2) strcapture With this approach, available in the development version of R, we can simplify the regular expression substantially. We specify a match with a capture group (portion in parentheses). strcapture will return the portion corresponding to the capture group and create a data.frame from it. The third argument is a prototype structure that it uses to know that it is supposed to return integers. Note that "\\d" matches any digit.

strcapture("# of Stalls: (\\d+)", xx, list(stalls = integer()))
##   stalls
## 1    244
## 2     40

2a) strapply The strapply function in the gsubfn package is similar to strcapture but uses an apply paradigm where the first argument is the input string, the second is the pattern and the third is the function to apply to the capture group.

library(gsubfn)

strapply(xx, "# of Stalls: (\\d+)", as.integer, simplify = TRUE)
## [1] [1] 244  40

Note: The input xx used is the same as x in the question:

xx <- c("1345 W. Pacific Coast Highway<br/>Wilmington 90710<br/><br/>County: Los Angeles<br/>Date Updated: 6/25/2013<br/>Latitude:-118.28079400<br/>Longitude:33.79077900<br/># of Stalls: 244<br/>Cost: Free", 
"20601 La Puente Ave<br/>Walnut 91789<br/>County: Los Angeles<br/>Date Updated: 6/18/2007<br/>Latitude: -117.859972<br/>Longitude: 34.017513<br/>Owner: Church<br/>Operator: Caltrans<br/># of Stalls: 40"
)

Upvotes: 4

alistaire
alistaire

Reputation: 43334

Since it's HTML, you can use rvest or another HTML parser to extract the nodes you want first, which makes extracting the numbers trivial. XPath selectors and functions afford a little more flexibility than CSS ones for this sort of work.

library(rvest)

x %>% paste(collapse = '<br/>') %>% 
    read_html() %>% 
    html_nodes(xpath = '//text()[contains(., "# of Stalls:")]') %>% 
    html_text() %>% 
    readr::parse_number()
#> [1] 244  40

Upvotes: 7

PKumar
PKumar

Reputation: 11128

There are many ways to solve this problem, I am going to use stringr package to solve it. The first str_extract would fetch the values : [1] "# of Stalls: 244" "# of Stalls: 40" and then the second str_extract extracts the only digit parts available in the string.

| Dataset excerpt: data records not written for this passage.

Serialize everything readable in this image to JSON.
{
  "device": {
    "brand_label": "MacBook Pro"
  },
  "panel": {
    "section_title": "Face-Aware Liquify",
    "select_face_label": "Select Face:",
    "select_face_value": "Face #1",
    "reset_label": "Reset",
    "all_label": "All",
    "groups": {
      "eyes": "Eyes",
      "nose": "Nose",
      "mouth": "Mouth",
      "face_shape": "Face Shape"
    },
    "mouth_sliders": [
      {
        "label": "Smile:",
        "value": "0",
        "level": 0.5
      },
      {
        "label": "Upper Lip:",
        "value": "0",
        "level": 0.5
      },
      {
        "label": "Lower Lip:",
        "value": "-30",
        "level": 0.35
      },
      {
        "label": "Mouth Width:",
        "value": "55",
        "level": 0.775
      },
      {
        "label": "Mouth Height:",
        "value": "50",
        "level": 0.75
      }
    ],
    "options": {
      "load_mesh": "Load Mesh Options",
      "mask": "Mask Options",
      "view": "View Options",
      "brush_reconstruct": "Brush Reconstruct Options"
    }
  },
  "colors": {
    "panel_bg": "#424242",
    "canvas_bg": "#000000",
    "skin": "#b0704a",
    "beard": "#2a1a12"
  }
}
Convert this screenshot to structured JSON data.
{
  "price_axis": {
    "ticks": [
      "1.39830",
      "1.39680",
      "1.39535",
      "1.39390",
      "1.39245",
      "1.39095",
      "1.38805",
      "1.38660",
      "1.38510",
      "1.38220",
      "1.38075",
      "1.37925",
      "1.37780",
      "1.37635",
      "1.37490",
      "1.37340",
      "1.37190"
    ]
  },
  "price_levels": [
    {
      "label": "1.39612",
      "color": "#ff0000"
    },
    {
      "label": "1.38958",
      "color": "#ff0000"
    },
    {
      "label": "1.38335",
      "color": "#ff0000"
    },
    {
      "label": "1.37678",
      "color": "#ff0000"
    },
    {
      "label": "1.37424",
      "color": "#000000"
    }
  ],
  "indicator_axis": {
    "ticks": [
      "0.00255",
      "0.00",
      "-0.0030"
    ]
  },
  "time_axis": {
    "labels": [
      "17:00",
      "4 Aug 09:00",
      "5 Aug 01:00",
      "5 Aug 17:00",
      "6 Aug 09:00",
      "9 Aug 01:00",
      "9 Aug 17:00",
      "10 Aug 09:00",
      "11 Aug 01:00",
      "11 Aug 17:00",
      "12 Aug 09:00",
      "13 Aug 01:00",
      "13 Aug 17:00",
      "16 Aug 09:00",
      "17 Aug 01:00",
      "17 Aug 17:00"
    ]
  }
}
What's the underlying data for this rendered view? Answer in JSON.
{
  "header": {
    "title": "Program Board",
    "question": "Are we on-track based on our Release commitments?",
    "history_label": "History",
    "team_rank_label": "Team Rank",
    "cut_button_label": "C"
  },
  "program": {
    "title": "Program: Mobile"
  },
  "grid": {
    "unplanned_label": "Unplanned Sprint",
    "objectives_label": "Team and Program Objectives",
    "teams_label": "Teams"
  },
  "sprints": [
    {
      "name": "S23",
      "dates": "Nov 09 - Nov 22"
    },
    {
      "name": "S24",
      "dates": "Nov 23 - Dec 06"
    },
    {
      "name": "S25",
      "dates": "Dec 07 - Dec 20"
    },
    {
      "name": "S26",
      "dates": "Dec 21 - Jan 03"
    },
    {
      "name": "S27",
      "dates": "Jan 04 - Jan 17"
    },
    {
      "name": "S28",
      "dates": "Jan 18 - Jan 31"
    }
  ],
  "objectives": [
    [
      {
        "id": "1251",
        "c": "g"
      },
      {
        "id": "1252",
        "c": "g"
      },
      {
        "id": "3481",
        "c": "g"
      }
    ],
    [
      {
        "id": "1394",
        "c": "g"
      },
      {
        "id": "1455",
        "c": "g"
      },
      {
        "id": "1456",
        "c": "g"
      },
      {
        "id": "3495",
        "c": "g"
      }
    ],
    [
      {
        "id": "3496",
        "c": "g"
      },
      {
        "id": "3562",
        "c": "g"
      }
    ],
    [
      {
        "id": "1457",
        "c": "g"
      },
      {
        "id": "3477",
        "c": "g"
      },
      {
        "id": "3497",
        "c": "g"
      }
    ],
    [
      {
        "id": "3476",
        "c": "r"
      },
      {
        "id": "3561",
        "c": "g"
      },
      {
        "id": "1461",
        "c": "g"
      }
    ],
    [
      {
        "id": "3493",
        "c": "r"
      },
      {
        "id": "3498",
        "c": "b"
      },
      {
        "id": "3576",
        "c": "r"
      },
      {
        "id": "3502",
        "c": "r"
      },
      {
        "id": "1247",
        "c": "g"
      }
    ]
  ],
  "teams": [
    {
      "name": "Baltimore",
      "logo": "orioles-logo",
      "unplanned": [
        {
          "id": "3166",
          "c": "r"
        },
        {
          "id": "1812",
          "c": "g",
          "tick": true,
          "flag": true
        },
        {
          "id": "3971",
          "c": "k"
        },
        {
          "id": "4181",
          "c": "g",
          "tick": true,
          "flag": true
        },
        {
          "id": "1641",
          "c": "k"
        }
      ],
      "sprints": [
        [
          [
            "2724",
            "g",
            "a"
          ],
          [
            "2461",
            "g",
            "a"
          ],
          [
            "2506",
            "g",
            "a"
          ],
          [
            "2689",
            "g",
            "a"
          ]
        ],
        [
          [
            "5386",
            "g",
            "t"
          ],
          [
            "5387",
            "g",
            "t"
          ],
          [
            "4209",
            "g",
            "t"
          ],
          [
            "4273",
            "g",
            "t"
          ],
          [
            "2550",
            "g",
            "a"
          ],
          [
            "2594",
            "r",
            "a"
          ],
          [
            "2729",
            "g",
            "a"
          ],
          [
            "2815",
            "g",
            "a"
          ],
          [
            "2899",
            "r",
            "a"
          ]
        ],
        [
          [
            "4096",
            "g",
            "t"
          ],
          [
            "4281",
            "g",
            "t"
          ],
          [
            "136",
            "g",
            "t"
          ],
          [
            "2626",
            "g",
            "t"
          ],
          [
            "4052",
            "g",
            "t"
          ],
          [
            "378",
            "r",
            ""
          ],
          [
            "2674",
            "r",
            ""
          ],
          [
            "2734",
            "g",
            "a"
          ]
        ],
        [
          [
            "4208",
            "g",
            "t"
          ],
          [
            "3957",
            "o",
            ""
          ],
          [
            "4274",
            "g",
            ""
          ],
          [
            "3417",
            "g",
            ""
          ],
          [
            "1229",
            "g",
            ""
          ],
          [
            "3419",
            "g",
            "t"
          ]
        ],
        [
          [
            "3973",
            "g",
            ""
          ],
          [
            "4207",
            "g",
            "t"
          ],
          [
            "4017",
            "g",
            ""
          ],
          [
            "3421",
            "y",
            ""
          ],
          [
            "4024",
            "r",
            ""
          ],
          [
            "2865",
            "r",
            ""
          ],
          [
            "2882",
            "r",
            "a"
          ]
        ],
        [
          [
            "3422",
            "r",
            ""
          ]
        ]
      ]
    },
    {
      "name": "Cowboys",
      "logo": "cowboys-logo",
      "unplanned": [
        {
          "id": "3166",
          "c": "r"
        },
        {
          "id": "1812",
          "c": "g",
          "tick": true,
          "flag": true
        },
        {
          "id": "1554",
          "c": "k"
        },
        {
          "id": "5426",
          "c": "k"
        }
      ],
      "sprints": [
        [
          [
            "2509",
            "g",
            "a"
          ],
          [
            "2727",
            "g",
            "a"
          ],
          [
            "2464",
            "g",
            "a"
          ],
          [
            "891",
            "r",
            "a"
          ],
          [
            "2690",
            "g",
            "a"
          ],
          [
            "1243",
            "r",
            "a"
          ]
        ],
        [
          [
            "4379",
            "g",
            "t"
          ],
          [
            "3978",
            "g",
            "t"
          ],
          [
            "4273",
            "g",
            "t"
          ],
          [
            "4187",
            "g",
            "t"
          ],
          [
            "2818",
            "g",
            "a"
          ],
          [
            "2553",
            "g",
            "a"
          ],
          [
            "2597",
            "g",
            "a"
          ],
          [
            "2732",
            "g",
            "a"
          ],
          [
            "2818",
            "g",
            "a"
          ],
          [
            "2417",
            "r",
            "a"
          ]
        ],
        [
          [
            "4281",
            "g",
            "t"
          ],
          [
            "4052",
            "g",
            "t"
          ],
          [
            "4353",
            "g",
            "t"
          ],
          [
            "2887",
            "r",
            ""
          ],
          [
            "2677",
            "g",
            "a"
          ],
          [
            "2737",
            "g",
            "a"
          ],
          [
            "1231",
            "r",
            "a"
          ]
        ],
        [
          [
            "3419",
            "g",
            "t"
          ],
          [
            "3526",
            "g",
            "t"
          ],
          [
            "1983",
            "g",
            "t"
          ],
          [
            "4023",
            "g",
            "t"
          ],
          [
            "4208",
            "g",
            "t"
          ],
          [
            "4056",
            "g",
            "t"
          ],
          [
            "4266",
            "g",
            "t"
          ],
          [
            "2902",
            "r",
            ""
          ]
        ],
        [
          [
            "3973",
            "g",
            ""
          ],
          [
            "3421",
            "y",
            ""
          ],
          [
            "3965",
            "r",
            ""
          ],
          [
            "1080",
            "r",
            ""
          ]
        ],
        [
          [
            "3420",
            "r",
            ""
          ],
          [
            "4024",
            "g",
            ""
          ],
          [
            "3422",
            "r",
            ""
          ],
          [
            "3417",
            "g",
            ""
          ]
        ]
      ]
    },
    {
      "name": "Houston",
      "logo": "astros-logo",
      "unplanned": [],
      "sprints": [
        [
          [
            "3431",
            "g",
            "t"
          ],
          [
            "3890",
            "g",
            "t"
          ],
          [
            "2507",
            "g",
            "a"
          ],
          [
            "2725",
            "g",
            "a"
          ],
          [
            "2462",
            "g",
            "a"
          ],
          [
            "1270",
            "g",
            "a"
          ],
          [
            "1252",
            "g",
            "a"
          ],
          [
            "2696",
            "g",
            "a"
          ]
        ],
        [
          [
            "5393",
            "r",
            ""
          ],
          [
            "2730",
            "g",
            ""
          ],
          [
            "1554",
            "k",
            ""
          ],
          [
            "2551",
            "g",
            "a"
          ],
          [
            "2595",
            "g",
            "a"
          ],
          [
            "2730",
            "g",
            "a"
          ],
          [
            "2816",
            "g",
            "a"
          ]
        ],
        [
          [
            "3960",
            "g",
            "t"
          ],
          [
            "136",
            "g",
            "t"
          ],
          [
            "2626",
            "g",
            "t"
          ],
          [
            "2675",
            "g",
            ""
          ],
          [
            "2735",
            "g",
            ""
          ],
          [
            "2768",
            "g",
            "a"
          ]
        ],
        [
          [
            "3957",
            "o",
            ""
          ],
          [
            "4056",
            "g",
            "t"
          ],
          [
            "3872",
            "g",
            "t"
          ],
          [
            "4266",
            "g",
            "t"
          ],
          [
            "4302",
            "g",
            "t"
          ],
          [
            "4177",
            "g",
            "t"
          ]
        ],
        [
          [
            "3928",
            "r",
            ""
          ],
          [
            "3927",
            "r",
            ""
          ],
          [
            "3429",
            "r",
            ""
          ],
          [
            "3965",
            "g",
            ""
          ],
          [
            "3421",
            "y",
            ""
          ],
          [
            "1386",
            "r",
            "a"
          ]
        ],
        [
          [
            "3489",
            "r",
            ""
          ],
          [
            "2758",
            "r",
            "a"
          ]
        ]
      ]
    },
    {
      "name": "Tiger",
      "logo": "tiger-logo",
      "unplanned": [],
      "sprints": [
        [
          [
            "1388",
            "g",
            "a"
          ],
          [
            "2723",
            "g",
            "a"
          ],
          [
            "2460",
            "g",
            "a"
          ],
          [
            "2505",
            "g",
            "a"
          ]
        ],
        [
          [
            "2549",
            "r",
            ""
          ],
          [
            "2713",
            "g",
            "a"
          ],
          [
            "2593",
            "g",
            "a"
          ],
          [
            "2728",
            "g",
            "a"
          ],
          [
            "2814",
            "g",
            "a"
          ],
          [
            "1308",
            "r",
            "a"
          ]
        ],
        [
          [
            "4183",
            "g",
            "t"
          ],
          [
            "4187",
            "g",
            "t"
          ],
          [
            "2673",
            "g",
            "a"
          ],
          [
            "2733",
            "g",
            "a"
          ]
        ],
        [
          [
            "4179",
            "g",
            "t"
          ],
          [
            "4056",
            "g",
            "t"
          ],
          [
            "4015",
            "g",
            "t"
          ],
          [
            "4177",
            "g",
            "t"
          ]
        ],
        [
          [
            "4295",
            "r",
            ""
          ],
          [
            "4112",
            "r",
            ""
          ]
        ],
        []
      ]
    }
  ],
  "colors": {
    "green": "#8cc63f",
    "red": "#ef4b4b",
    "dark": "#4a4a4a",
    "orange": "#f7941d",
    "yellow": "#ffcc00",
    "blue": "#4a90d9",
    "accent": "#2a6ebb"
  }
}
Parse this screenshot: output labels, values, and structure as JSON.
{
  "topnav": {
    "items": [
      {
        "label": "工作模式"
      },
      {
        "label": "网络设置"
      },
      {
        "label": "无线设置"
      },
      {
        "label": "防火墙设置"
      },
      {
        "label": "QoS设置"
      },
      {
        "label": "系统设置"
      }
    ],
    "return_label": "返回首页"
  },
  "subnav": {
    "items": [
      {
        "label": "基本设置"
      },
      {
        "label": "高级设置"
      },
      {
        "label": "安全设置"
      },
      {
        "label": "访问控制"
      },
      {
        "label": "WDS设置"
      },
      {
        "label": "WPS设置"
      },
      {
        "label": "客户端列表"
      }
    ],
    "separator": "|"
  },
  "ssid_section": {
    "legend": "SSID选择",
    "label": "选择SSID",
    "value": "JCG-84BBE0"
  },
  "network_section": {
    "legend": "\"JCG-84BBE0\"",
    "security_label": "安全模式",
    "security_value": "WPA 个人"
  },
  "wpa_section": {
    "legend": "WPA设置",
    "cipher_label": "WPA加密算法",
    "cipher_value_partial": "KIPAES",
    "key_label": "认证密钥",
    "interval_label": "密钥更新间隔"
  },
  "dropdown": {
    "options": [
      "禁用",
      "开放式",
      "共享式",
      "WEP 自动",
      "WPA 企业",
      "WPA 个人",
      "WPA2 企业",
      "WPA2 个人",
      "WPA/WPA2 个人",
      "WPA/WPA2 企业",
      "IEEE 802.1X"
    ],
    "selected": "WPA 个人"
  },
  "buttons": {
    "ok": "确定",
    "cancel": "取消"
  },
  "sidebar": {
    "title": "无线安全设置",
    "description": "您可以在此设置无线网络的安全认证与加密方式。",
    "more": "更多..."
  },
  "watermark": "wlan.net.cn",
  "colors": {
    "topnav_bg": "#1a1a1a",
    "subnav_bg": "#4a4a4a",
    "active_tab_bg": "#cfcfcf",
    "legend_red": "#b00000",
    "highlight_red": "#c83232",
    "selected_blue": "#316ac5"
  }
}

I am however not clear whether you want to extract the string or replace the string. In case you want extarct the string below would work for you. In case you want to replace the string then you need to use str_replace

library(stringr)
as.integer(str_extract(str_extract(x,"#\\D*\\d{1,}"),"\\d{1,}"))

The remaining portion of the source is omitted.